Behind is a Tremec Magnum T56 manual with Centreforce clutch and Quick Time housing. A Mark Williams 3½-inch tailshaft links it to a nine-inch packed with 3.9s, Truetrac, and 31-spline Moser axles all thanks to Southern Differentials.
Strengthening the bounce ’n’ stop, Capital Steering & Suspension added QA1 adjustables up front with Lovells springs coupled with Koni adjustables at the rear. Brakes were relieved from a VT Commodore, with a CVR electric vacuum master cylinder providing the juice. Rounding off the bling, shiny 17-inch Schott Americanas wrapped in Nexen rubber are tucked under the flares.
Back on top, the bodywork was finished off with the delectable Torana A9X two-piece front spoiler, A9X scoop and the aforementioned flares. Tony Smith of Classic Car Creations then had the difficult task of painting it black. “I said right from the get-go that I want it smooth and straight. Tony did a fantastic job and it was reasonably priced,” Stephen says of the tight panelwork slathered in uncompromising two-pack PPG Tuxedo Black.

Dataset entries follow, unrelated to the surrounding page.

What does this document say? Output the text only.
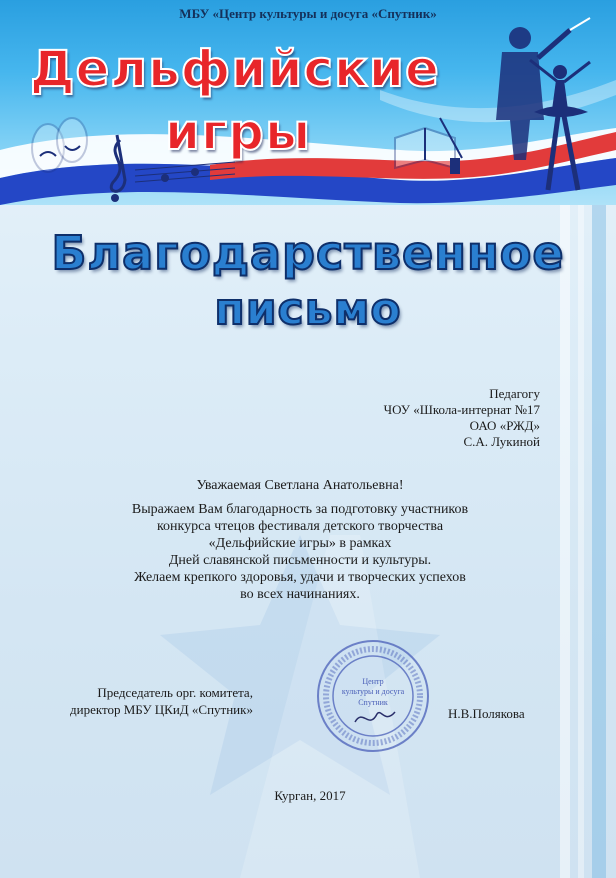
МБУ «Центр культуры и досуга «Спутник»
Дельфийские
игры
Благодарственное
письмо
Педагогу
ЧОУ «Школа-интернат №17
ОАО «РЖД»
С.А. Лукиной
Уважаемая Светлана Анатольевна!
Выражаем Вам благодарность за подготовку участников
конкурса чтецов фестиваля детского творчества
«Дельфийские игры» в рамках
Дней славянской письменности и культуры.
Желаем крепкого здоровья, удачи и творческих успехов
во всех начинаниях.
Председатель орг. комитета,
директор МБУ ЦКиД «Спутник»
Центр
культуры и досуга
Спутник
Н.В.Полякова
Курган, 2017
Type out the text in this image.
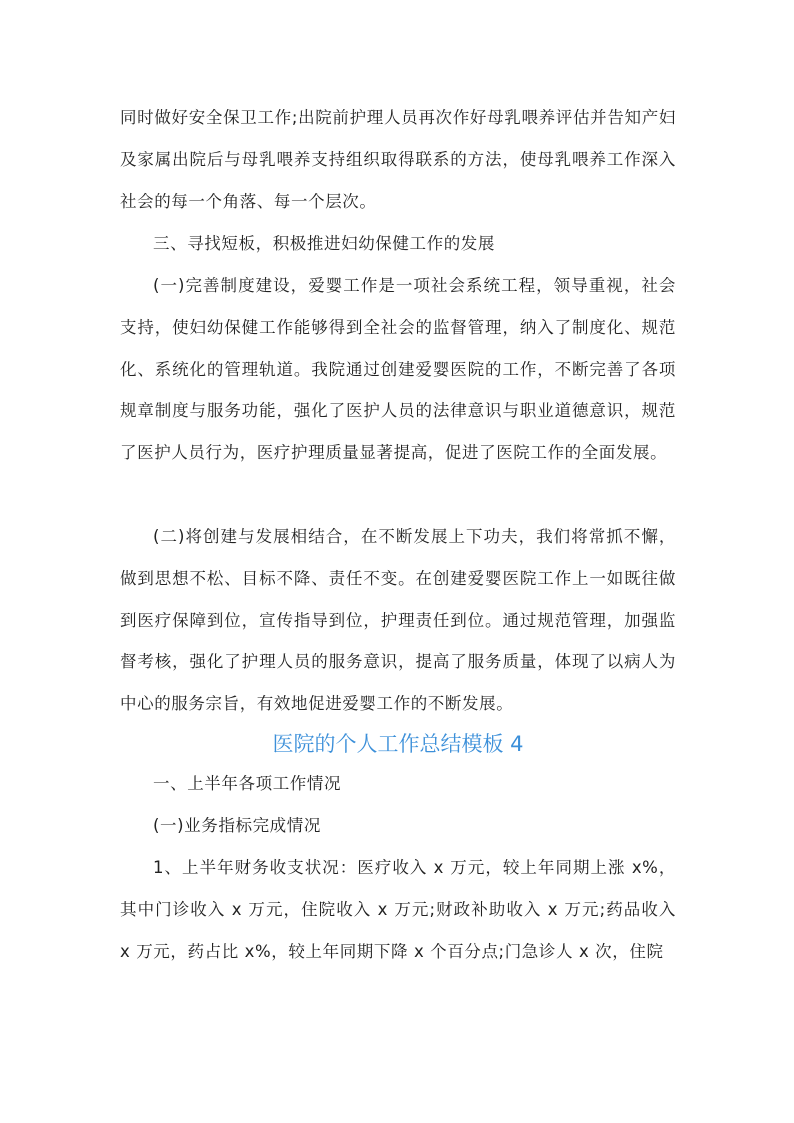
同时做好安全保卫工作;出院前护理人员再次作好母乳喂养评估并告知产妇及家属出院后与母乳喂养支持组织取得联系的方法，使母乳喂养工作深入社会的每一个角落、每一个层次。

三、寻找短板，积极推进妇幼保健工作的发展

(一)完善制度建设，爱婴工作是一项社会系统工程，领导重视，社会支持，使妇幼保健工作能够得到全社会的监督管理，纳入了制度化、规范化、系统化的管理轨道。我院通过创建爱婴医院的工作，不断完善了各项规章制度与服务功能，强化了医护人员的法律意识与职业道德意识，规范了医护人员行为，医疗护理质量显著提高，促进了医院工作的全面发展。

(二)将创建与发展相结合，在不断发展上下功夫，我们将常抓不懈，做到思想不松、目标不降、责任不变。在创建爱婴医院工作上一如既往做到医疗保障到位，宣传指导到位，护理责任到位。通过规范管理，加强监督考核，强化了护理人员的服务意识，提高了服务质量，体现了以病人为中心的服务宗旨，有效地促进爱婴工作的不断发展。

医院的个人工作总结模板 4

一、上半年各项工作情况

(一)业务指标完成情况

1、上半年财务收支状况：医疗收入 x 万元，较上年同期上涨 x%，其中门诊收入 x 万元，住院收入 x 万元;财政补助收入 x 万元;药品收入 x 万元，药占比 x%，较上年同期下降 x 个百分点;门急诊人 x 次，住院
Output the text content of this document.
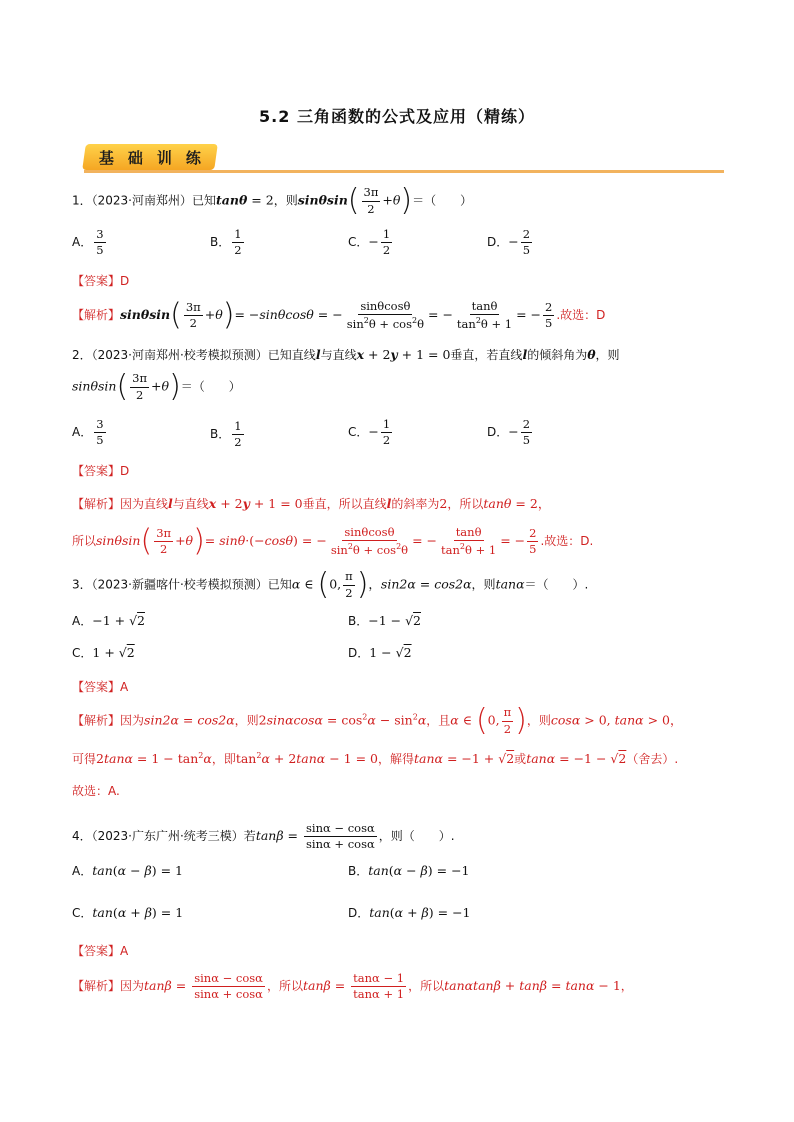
5.2 三角函数的公式及应用（精练）
基 础 训 练
1．（2023·河南郑州）已知tanθ = 2，则$\sin\theta\sin( \frac{3\pi}{2} +\theta)=$（　　）
A． $\frac{3}{5}$	B． $\frac{1}{2}$	C．− $\frac{1}{2}$	D．− $\frac{2}{5}$
【答案】D
【解析】$\sin\theta\sin( \frac{3\pi}{2} +\theta)= -\sin\theta\cos\theta$ = − $\frac{\sin\theta\cos\theta}{\sin^2\theta + \cos^2\theta}$ = − $\frac{\tan\theta}{\tan^2\theta + 1}$ = − $\frac{2}{5}$ .故选：D
2．（2023·河南郑州·校考模拟预测）已知直线l与直线x + 2y + 1 = 0垂直，若直线l的倾斜角为θ，则
$\sin\theta\sin( \frac{3\pi}{2} +\theta)=$（　　）
A． $\frac{3}{5}$	B． $\frac{1}{2}$	C．− $\frac{1}{2}$	D．− $\frac{2}{5}$
【答案】D
【解析】因为直线l与直线x + 2y + 1 = 0垂直，所以直线l的斜率为2，所以tanθ = 2，
所以$\sin\theta\sin( \frac{3\pi}{2} +\theta)= \sin\theta\cdot(-\cos\theta)$ = − $\frac{\sin\theta\cos\theta}{\sin^2\theta + \cos^2\theta}$ = − $\frac{\tan\theta}{\tan^2\theta + 1}$ = − $\frac{2}{5}$ .故选：D.
3．（2023·新疆喀什·校考模拟预测）已知α ∈ (0, $\frac{\pi}{2}$ )，sin2α = cos2α，则tanα＝（　　）.
A．−1 + √2	B．−1 − √2
C．1 + √2	D．1 − √2
【答案】A
【解析】因为sin2α = cos2α，则$2\sin\alpha\cos\alpha = \cos^2\alpha - \sin^2\alpha$，且α ∈ (0, $\frac{\pi}{2}$ )，则cosα > 0, tanα > 0，
可得$2\tan\alpha = 1 - \tan^2\alpha$，即$\tan^2\alpha + 2\tan\alpha - 1 = 0$，解得tanα = −1 + √2或tanα = −1 − √2（舍去）.
故选：A.
4．（2023·广东广州·统考三模）若$\tan\beta = \frac{\sin\alpha - \cos\alpha}{\sin\alpha + \cos\alpha}$ ，则（　　）.
A．tan(α − β) = 1	B．tan(α − β) = −1
C．tan(α + β) = 1	D．tan(α + β) = −1
【答案】A
【解析】因为$\tan\beta = \frac{\sin\alpha - \cos\alpha}{\sin\alpha + \cos\alpha}$ ，所以$\tan\beta = \frac{\tan\alpha - 1}{\tan\alpha + 1}$ ，所以tanαtanβ + tanβ = tanα − 1，
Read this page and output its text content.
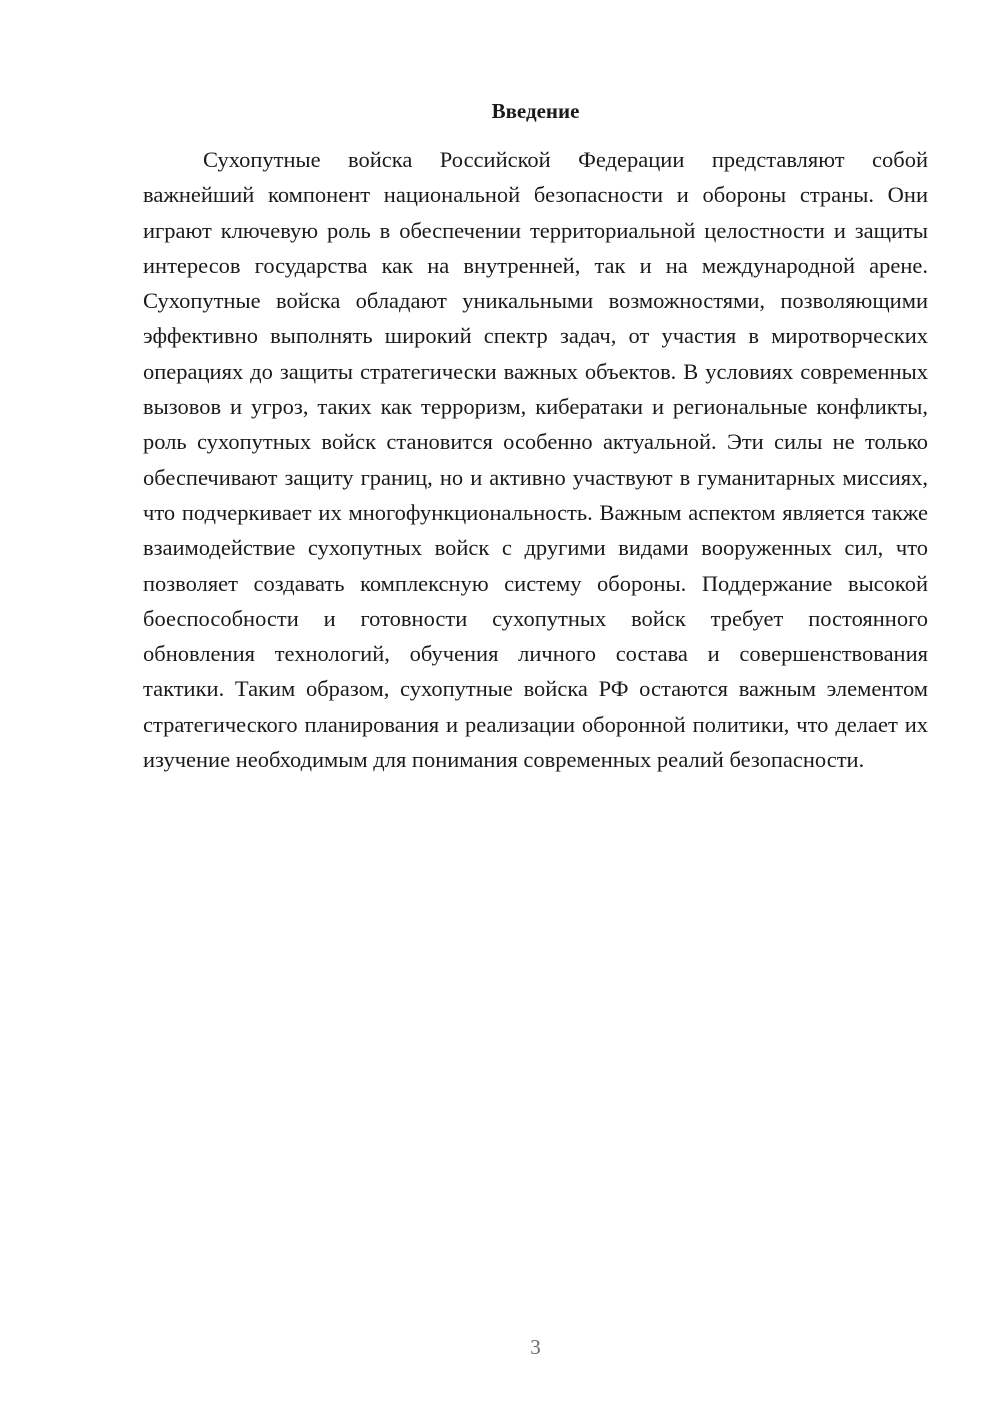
Введение

Сухопутные войска Российской Федерации представляют собой важнейший компонент национальной безопасности и обороны страны. Они играют ключевую роль в обеспечении территориальной целостности и защиты интересов государства как на внутренней, так и на международной арене. Сухопутные войска обладают уникальными возможностями, позволяющими эффективно выполнять широкий спектр задач, от участия в миротворческих операциях до защиты стратегически важных объектов. В условиях современных вызовов и угроз, таких как терроризм, кибератаки и региональные конфликты, роль сухопутных войск становится особенно актуальной. Эти силы не только обеспечивают защиту границ, но и активно участвуют в гуманитарных миссиях, что подчеркивает их многофункциональность. Важным аспектом является также взаимодействие сухопутных войск с другими видами вооруженных сил, что позволяет создавать комплексную систему обороны. Поддержание высокой боеспособности и готовности сухопутных войск требует постоянного обновления технологий, обучения личного состава и совершенствования тактики. Таким образом, сухопутные войска РФ остаются важным элементом стратегического планирования и реализации оборонной политики, что делает их изучение необходимым для понимания современных реалий безопасности.

3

“All of the time and money was all worth it when I fired it up and drove it up the driveway for the first time,” Stephen continues.
“Then to go to Toranafest and win my first trophy, I couldn’t believe it.” Yet he soon topped that at Summernats 2014, with a Top 60 Elite spot and 3rd Top Tudor. He then backed it up in both 2015 and 2016 with Top 60 placings and 2nd Top Tudor both years. The Torry’s since scored more tinware than we can possibly mention – a testament to Stephen’s ‘do things right’ vision.
“The beauty of the build being over six years is that the cash flow was consistent and it allowed me to go to shows and see different things to put into the car,” he says. “Though if I had my time again I’d probably try and keep it a bit more original, being that it’s a genuine black SS hatch.” But we’re sure glad he didn’t.